Why Anna Friel should be allowed to have two nannies

Page 3 of today’s Daily Mail sports a story about Anna Friel, reporting with typically understated horror the ‘news’ that she manage to juggle her life with a ‘secret’ ‘TWO nannies’ (both of whom are, it emerges, part-time. The article treads the fine line commonly understood by Daily Mail readers of remaining factual while seeking to elicit negative reactions, drawing a subconsciously negative comparison between Ms Friel’s privileged position and that of ‘ordinary mothers’, who ‘feel under increasing pressure to have it all – and juggle getting back in to shape, working and bringing up children’.
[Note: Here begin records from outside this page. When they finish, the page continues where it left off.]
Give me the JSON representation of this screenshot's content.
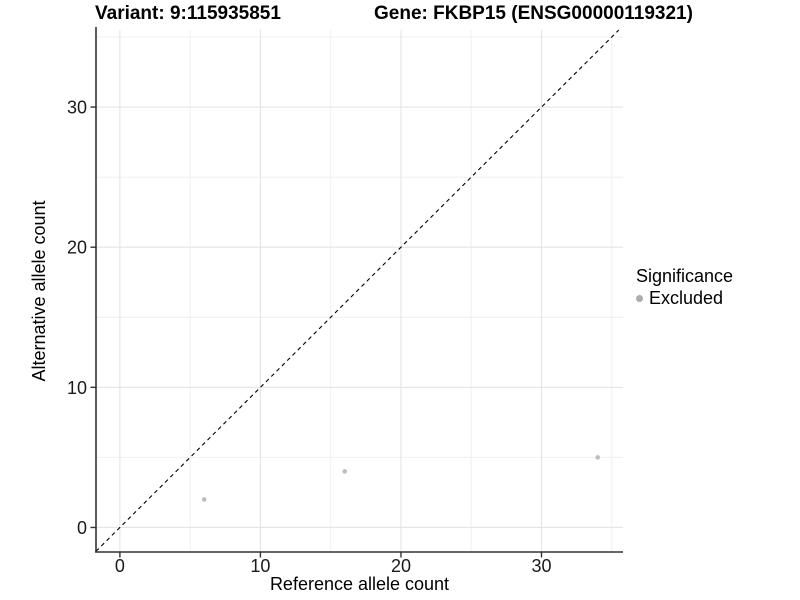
{
  "titles": {
    "left": "Variant: 9:115935851",
    "right": "Gene: FKBP15 (ENSG00000119321)"
  },
  "chart_data": {
    "type": "scatter",
    "xlabel": "Reference allele count",
    "ylabel": "Alternative allele count",
    "xlim": [
      -1.7,
      35.8
    ],
    "ylim": [
      -1.75,
      35.5
    ],
    "x_major_ticks": [
      0,
      10,
      20,
      30
    ],
    "x_minor_ticks": [
      5,
      15,
      25,
      35
    ],
    "y_major_ticks": [
      0,
      10,
      20,
      30
    ],
    "y_minor_ticks": [
      5,
      15,
      25,
      35
    ],
    "grid": true,
    "series": [
      {
        "name": "Excluded",
        "color": "#bdbdbd",
        "points": [
          {
            "x": 6,
            "y": 2
          },
          {
            "x": 16,
            "y": 4
          },
          {
            "x": 34,
            "y": 5
          }
        ]
      }
    ],
    "identity_line": {
      "slope": 1,
      "intercept": 0,
      "style": "dashed",
      "color": "#000000"
    },
    "legend": {
      "position": "right",
      "title": "Significance",
      "items": [
        {
          "label": "Excluded",
          "color": "#acacac"
        }
      ]
    },
    "colors": {
      "grid_major": "#e4e4e4",
      "grid_minor": "#f1f1f1",
      "axis_line": "#333333",
      "tick_label": "#1a1a1a",
      "background": "#ffffff"
    }
  }
}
Leaving aside the obvious point that one of the main reasons that ‘ordinary’ mothers feel under such pressure is because they are constantly under assault from media outlets which tell them they should be feeling this, and leaving aside too the inherent sexism in the story (it is hard to imagine a story about a working father who employs one or more nannies making page 3 of the Daily Mail), we should ask ourselves why we seek to pillory women who create teams around them in order to enable them to live their lives to the full, for the good not only of themselves but also, clearly, of their families.

Online reaction was as to be expected – the best rated comments were for the most part those which rudely questioned Ms Friel’s choices, and expressed the opinion that she should effectively give up her career to concentrate solely on looking after her child. This is an argument which not only (incidentally) ignores the obvious detriment which would result to the nannies currently employed, but also fundamentally ignores Ms Friel’s right to make her own choices about her life.

In actual fact, if Anna Friel has two part-time nannies, or if Nigella Lawson (also referred to in the article) has a ‘Team Cupcake’ to support her, shouldn’t we applaud their creativity and ingenuity? As parents especially, we all need teams of supporters – grandparents, neighbours, friends, childminders, teachers – to help us do what we need to do in bringing up our children. One of the greatest social sadnesses of the last third of the twentieth century, and into the twenty-first, has been that the notion of the extended family, which has naturally evolved into something looser as people move around more, has not been replaced acceptably in our social psyche by its obvious alternative – that of teams of other caring adults.

Instead, parents have become positioned as solely responsible for, and therefore solely to blame for, the upbringing of their children, and we have lost sight of the fact that while parents have a blood and emotional bond that surpasses all other bonds of responsibility for their children, they have to learn somewhere, from someone or other, how to parent. We do our parents – and therefore our children – a huge disservice if we criticise them for trying to create these networks.

As a society, we have a collective responsibility for our children. Let us support our parents whenever and however we can.